Endovascular Applications
Endovascular interventions for all forms of traumatic vascular injuries have steadily increased over the past decade. Thoracic stent-grafting in particular has seen an exponential rise in use over this time in adult trauma patients. Early outcomes are not inferior to the standard of open surgery with regard to early survival, stroke, and paraplegia rates. Extrapolation of this technology to pediatric patients is limited by several factors. Notably, existing stent-grafts are generally too large for the pediatric aorta while the delivery system is typically either too large for femoral vessels or too short and an iliac conduit is required for more proximal delivery. Also, expected vessel growth in younger children may lead to future graft migration or restricted vessel growth. Thoracic aortic stent-grafts have been placed in a small number of adolescent patients with good early results. These patients had achieved near-adult size, and further aortic growth was likely to be minimal. Despite the available and emerging stent-graft technology, the current standard of care for pediatric thoracic aortic injury remains open repair.
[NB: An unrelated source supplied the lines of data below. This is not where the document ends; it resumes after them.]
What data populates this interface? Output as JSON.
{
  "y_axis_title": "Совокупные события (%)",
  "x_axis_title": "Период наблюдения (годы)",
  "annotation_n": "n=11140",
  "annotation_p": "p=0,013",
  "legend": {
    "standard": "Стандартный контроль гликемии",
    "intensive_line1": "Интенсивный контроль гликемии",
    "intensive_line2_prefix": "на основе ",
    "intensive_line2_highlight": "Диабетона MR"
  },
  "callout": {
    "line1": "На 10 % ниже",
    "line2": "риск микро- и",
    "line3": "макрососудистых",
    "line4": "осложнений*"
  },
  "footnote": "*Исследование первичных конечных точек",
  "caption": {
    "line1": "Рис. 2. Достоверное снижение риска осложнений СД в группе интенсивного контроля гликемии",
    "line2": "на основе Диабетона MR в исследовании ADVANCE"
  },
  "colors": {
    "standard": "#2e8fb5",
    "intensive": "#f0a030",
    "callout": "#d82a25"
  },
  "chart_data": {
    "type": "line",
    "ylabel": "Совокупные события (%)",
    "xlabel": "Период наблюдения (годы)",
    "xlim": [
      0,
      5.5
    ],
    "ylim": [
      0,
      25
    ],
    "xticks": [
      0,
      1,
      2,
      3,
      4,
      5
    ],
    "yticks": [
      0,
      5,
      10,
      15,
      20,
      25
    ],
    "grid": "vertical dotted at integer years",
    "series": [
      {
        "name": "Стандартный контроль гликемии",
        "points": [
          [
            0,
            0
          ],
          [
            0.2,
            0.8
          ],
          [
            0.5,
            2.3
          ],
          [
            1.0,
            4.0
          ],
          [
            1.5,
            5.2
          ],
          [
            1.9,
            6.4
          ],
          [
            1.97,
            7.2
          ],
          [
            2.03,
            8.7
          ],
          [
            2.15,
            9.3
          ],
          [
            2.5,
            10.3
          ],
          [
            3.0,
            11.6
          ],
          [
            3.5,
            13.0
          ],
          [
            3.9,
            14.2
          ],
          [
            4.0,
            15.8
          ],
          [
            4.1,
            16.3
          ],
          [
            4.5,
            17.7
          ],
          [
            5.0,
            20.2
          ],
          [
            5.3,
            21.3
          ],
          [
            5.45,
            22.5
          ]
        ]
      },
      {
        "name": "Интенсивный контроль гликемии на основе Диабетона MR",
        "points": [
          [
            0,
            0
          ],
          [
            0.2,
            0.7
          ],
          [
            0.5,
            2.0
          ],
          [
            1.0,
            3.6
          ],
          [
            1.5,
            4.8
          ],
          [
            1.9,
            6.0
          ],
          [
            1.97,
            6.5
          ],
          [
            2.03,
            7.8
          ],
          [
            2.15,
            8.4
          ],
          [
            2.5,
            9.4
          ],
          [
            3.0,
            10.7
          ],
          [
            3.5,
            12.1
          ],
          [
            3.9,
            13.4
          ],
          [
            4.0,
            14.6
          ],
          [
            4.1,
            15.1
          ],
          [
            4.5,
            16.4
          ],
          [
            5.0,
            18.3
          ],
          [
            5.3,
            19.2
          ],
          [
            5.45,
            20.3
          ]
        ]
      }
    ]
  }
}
Other applications for endovascular therapy in children with vascular trauma include angioplasty for minor intimal injuries or dissection flaps in the setting of blunt extremity injury. Injuries to the iliac vessels during catheterization procedures have also been managed with endovascular stent-grafts although the long-term outcomes of such interventions have not been described. Lastly, as described above, endovascular therapies may be employed for the management of surgically inaccessible injuries to the cervical vessels in the setting of either blunt or penetrating vascular trauma.
Nonoperative Management
Nonoperative approaches including anticoagulation alone have not been proven to be superior to other management strategies in the setting of iatrogenic or traumatic vascular injuries and should be utilized with extreme caution. One consideration is in the setting of a contraindication to surgical exploration such as extreme critical illness. Occasionally a blunt injury to the vertebral artery or intracranial carotid artery may be managed with anticoagulation alone. For extremity injuries, if intervention is delayed beyond the critical tissue ischemia time but perfusion via collaterals maintains limb viability, interval surgical reconstruction can be performed as this approach has been reported to restore some limb length. However, in all surgically accessible locations, early intervention is still greatly preferable to this approach if at all possible.
ECLS Cannulation
ECLS cannulation has also been associated with pediatric vascular injury; however, even without direct vascular injury, the relative occlusion of the right carotid artery during VA ECLS has been implicated in both cognitive and motor neurologic deficits. Such evidence, comparable to the long-term limb-length discrepancies previously described, has led some centers to perform routine carotid reconstruction following decannulation. This approach has resulted in favorable patency rates and favorable neurologic outcomes relative to controls.